Awww, the one on the right just looks so concerned and delicious! Just look at it! I have to wonder what it's thinking, and if it would be so terrible if they "turned" the remaining of the marshmallow population. These little puffs of deliciousness seem so harmless; I almost wouldn't mind if they ran rampant and attacked their fellows. That is, unless the zombie virus negatively affected their taste, of course.

3. Marshmallow Invasion

"A terrifying story of Marshmallows that came to life and tried to take—" Wait, what? Backtrack a bit? I'm sorry; I must have misheard. Did you say that this was a story about marshmallows coming to life? That is so incredibly ludicrous, but at least this is a brilliant new way to justify my obsession with eating these squishy little things! The next time somebody judges my love for marshmallows, I'll retort that I've selflessly pledged my life to the prevention of marshmallow world domination.

2. Marshmallow-launching Oboe

Now, in what world would an oboist possibly need to launch marshmallows from his/her instrument? Picture this. You have purchased tickets to see the Neopian Philharmonic at the Tyrannian Concert Hall. You have dressed up for what promises to be a wonderfully classy performance. The conductor strikes up the orchestra and you begin to hear the dulcet tones of the harp, followed by the mellifluous sound of the flute. But suddenly, out of nowhere, the oboist starts to shoot fluffy little marshmallows at his fellow musicians. For such small, soft objects, these marshmallows pack quite a punch. Thoroughly surprised, the flautist falls on his behind, dropping his flute with an abrupt clang. The trumpeter follows, knocking over the harp, which results in a magnificent domino effect. Only the oboist is left standing, as you stare dumbfounded at the stage.
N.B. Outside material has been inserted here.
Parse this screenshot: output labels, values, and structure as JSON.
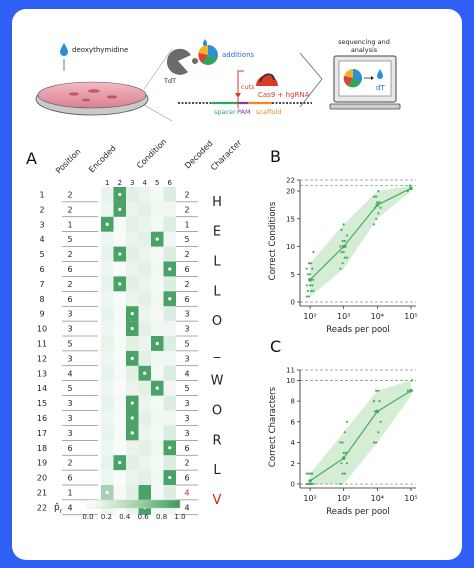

Then, in the blink of an eye, a marshmallow is launched directly at your face.

Now, I don't believe there actually is an oboist in the Neopian Philharmonic, but this could happen. Additionally, I don't play the oboe, so I'm not an expert, but I suspect that inserting marshmallows into one's instrument is not exactly conventional. Please correct me if I'm wrong.

1. Marshmallow Shooter

If you're concerned about ruining your oboe, yet still wish to launch marshmallows at unsuspecting passerby, you should consider the wonderful Marshmallow Shooter! Unlike the Marshmallow-launching Oboe, I am quite a fan of this item. One of my favorite pastimes is sitting on the windowsill in my Neohome and launching perfectly toasted marshmallows at pedestrians. It may seem silly and immature... and that's because it is! It's a great way to bond with your Neopets and simultaneously alienate your neighbors—at least the ones who can't take a joke. Not to mention the fact that you can snack on your ammunition whenever the mood strikes you.

I hope you enjoyed my guide to Neopia's silliest marshmallows! And marshmallow-related items. Please let me know if you've attained a greater appreciation for marshmallows, or alternatively, if my rambling about marshmallows has ruined them for you forever. Or if you think I've said marshmallow so many times in last paragraph that it no longer sounds like a word. Marshmallow.